The directive was effective Sept. 14 on private land and will come into full effect on all land in January 2020.
“With the growth of renewable energy operations on private land, landowners and environmental organizations have expressed increasing concerns with respect to the reclamation of these projects in the long term,” the directive reads in its preface.
“Like other specified land activities in the province, the land used for renewable energy operations (REOs such as wind, solar and geothermal) after reclamation is expected to support various land uses similar to those that existed prior to the REO.”
Companies have to specify what land they intend to use and survey all roads, pits, substations and other project elements. Reclamation certificates would then dictate that all property affected must be reclaimed.
The directive outlines reclamation expectations for various types of land, including cultivated land, tame pasture, native grassland, upland forest and peat land.
Bennett participated in sessions held this summer that collected feedback on draft regulations, so he was familiar with most of its content before the directive’s release last month.
The new rules are timely, given the government’s emphasis on increasing renewable energy production in Alberta. It has set a goal of adding up to 5,000 megawatts of renewable energy by 2030, and many renewable energy companies have responded to the call.
Evan Wilson, regional director with the Canadian Wind Energy Association (CANWEA), said the new rules provide direction and predictability for companies that are planning projects, and as such they are good news.
“Overall the predictability that this adds is something that CANWEA is supportive of and hopefully it helps in conversations with communities because it will help communities feel more comfortable that there are standards in place, that there is a standard they can point to when dealing with our members,” he said.
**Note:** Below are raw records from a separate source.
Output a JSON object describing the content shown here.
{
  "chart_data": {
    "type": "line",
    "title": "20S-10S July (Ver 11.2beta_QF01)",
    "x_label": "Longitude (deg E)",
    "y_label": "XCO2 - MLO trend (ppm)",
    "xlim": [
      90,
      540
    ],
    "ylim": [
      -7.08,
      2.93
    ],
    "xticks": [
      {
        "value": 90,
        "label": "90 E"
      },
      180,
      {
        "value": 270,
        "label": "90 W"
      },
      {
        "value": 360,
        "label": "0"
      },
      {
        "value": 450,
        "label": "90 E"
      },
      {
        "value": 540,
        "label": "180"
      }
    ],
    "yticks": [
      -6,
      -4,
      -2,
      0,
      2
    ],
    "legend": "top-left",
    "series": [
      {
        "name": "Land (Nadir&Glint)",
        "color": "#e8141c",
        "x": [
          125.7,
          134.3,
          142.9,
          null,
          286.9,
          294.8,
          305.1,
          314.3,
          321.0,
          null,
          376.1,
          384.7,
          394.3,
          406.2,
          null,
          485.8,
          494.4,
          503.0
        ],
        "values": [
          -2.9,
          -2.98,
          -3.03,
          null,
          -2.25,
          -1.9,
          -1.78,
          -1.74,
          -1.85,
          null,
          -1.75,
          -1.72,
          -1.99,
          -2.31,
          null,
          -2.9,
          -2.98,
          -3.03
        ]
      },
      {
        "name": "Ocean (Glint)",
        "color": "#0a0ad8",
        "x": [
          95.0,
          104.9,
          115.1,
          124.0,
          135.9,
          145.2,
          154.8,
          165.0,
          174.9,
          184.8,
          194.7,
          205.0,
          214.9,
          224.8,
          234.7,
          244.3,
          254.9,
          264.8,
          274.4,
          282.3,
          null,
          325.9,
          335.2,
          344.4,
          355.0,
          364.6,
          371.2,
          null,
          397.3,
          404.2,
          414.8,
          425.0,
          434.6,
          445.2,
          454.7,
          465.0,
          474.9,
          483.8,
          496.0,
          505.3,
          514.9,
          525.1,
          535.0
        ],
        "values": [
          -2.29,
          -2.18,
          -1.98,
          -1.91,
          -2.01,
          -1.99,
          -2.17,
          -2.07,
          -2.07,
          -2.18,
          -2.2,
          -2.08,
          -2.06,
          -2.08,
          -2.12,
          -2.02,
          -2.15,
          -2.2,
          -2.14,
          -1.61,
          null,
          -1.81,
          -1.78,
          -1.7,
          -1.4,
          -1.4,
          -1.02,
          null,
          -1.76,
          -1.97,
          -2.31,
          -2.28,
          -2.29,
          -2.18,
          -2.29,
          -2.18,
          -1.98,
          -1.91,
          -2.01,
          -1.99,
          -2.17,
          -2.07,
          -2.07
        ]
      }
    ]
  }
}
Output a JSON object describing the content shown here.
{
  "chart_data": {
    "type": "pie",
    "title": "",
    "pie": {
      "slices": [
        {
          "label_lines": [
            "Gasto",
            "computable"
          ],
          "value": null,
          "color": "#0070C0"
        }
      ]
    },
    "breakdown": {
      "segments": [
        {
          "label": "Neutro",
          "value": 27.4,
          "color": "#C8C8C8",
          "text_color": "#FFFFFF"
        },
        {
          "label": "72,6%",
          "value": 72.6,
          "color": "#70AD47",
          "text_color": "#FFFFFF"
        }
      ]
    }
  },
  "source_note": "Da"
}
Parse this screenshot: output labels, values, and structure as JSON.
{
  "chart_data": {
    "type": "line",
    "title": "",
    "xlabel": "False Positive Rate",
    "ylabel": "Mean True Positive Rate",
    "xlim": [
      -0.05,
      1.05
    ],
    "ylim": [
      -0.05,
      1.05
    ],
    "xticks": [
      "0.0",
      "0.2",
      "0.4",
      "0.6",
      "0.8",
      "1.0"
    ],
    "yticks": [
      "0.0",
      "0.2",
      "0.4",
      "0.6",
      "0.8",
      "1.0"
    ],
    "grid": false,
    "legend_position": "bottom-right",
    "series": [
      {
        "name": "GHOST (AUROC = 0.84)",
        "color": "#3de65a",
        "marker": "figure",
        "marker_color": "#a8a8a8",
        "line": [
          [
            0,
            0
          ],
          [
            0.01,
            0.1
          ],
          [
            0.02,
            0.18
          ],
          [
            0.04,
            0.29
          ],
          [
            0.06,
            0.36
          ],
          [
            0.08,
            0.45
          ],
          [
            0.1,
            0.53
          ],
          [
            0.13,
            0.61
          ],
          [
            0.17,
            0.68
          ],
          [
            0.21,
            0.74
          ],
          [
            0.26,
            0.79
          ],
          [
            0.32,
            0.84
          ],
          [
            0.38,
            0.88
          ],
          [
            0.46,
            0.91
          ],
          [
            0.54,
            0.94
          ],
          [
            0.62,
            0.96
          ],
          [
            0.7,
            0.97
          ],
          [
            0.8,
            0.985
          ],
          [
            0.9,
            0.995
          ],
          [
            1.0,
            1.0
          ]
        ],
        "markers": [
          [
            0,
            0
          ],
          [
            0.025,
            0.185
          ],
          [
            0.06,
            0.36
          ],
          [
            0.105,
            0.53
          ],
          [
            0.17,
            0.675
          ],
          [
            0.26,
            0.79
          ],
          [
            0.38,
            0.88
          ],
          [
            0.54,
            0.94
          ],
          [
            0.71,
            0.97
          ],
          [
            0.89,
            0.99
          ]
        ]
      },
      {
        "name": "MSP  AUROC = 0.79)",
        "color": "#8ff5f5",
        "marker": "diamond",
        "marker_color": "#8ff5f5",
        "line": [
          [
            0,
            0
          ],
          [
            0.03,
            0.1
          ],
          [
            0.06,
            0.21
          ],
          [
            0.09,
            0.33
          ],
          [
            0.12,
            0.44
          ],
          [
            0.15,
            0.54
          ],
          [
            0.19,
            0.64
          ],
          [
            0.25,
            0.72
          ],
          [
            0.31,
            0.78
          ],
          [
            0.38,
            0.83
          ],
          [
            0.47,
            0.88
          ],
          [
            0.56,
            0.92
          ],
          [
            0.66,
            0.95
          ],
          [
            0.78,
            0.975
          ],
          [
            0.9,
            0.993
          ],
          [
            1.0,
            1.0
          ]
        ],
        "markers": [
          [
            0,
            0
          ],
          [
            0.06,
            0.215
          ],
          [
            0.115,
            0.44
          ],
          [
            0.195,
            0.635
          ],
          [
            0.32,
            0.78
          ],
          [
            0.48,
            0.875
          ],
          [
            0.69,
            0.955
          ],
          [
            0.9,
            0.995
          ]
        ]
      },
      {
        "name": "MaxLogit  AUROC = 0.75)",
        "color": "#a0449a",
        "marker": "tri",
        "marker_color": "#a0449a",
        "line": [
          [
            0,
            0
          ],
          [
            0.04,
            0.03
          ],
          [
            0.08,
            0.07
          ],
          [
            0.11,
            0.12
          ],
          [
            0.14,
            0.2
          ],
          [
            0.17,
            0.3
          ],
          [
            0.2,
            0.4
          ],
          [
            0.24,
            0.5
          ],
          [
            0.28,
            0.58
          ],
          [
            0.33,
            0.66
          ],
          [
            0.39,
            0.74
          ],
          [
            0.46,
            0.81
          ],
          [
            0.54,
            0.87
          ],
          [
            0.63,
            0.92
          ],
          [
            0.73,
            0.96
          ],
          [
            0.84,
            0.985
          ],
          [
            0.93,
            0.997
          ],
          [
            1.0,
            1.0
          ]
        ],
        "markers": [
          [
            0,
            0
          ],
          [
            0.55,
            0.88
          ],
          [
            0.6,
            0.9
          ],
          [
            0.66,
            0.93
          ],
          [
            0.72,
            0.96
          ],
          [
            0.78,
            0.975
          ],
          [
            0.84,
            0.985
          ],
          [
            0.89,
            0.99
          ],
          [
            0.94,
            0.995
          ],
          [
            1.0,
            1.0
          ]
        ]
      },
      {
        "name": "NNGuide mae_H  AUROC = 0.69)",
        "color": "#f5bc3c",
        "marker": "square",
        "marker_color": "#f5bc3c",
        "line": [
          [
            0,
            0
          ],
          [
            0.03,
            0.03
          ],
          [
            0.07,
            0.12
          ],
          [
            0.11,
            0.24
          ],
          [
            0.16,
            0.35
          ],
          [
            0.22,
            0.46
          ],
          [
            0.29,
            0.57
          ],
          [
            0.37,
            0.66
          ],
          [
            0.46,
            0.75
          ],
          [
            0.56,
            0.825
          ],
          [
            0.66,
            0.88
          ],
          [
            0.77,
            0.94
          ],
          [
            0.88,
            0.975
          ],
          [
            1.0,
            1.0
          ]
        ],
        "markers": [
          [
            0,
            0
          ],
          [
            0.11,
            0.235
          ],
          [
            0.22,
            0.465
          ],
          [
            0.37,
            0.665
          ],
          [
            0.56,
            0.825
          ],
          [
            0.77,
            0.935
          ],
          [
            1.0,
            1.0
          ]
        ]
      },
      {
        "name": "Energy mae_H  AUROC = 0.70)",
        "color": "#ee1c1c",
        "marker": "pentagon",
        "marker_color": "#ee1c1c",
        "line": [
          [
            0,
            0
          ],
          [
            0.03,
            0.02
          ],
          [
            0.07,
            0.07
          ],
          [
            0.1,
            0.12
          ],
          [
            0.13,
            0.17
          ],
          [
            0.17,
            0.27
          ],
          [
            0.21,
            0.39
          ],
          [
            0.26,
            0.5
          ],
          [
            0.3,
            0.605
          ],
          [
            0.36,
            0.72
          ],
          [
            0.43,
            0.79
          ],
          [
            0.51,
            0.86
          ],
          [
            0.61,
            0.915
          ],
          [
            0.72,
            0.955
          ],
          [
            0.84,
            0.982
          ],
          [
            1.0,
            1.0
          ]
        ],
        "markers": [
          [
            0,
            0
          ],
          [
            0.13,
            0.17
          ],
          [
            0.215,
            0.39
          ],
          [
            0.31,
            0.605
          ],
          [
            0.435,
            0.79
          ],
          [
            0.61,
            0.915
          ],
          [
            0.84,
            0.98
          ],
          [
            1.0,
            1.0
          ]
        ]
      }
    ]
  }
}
Wilson said questions about reclamation do arise when companies are negotiating with landowners.
To date the only wind project to be decommissioned in Alberta is at Cowley Ridge, west of Pincher Creek. However, Wilson said the pattern in Europe and the United States on wind farms is to “repower wind assets” by putting up new turbines when the old ones come down. That’s only possible if companies already have good relationships with owners of the land where the turbines stand.
The Alberta directive doesn’t address all the issues landowners face with renewable projects, however.
Bennett said the government did not develop the equivalent of an orphan well fund, which is available in the oil and gas sector. Money in that fund can be used for reclamation of old or abandoned oil and gas facilities, though most agree it is underfunded for the current need.
Landowners cannot apply to the Surface Rights Board if renewable energy companies fail to pay their agreed rental fees, and they might have to pony up any unpaid property taxes left by companies that go bankrupt or otherwise disappear.
“Counties can, and some have indicated they will, come after the landowner for those unpaid property taxes,” Bennett said.
The other concern revolves around the still pending Redwater decision. Outcome of that case could affect whether landowners must bear the costs of liability if companies go under with no remaining assets.
“So this doesn’t solve all the problems out there. Landowners should still be very careful signing up, and (with) who they’re signing it with.”
Bennett added that he thinks the Alberta Utilities Commission will look more closely at proposals now that the government has provided specifics on what projects must include.
As for project developers, Wilson said the new rules will make projects more expensive but they did not come as a surprise.
“Our members were preparing for this kind of reclamation at the end of life (of projects) and this gives them a standard to compare to so that they know what they’re doing is enough,” he said.
“And also it adds an element of preparation through the life of the project so that developers and operators can understand how best to prepare for the eventual end of life as well.”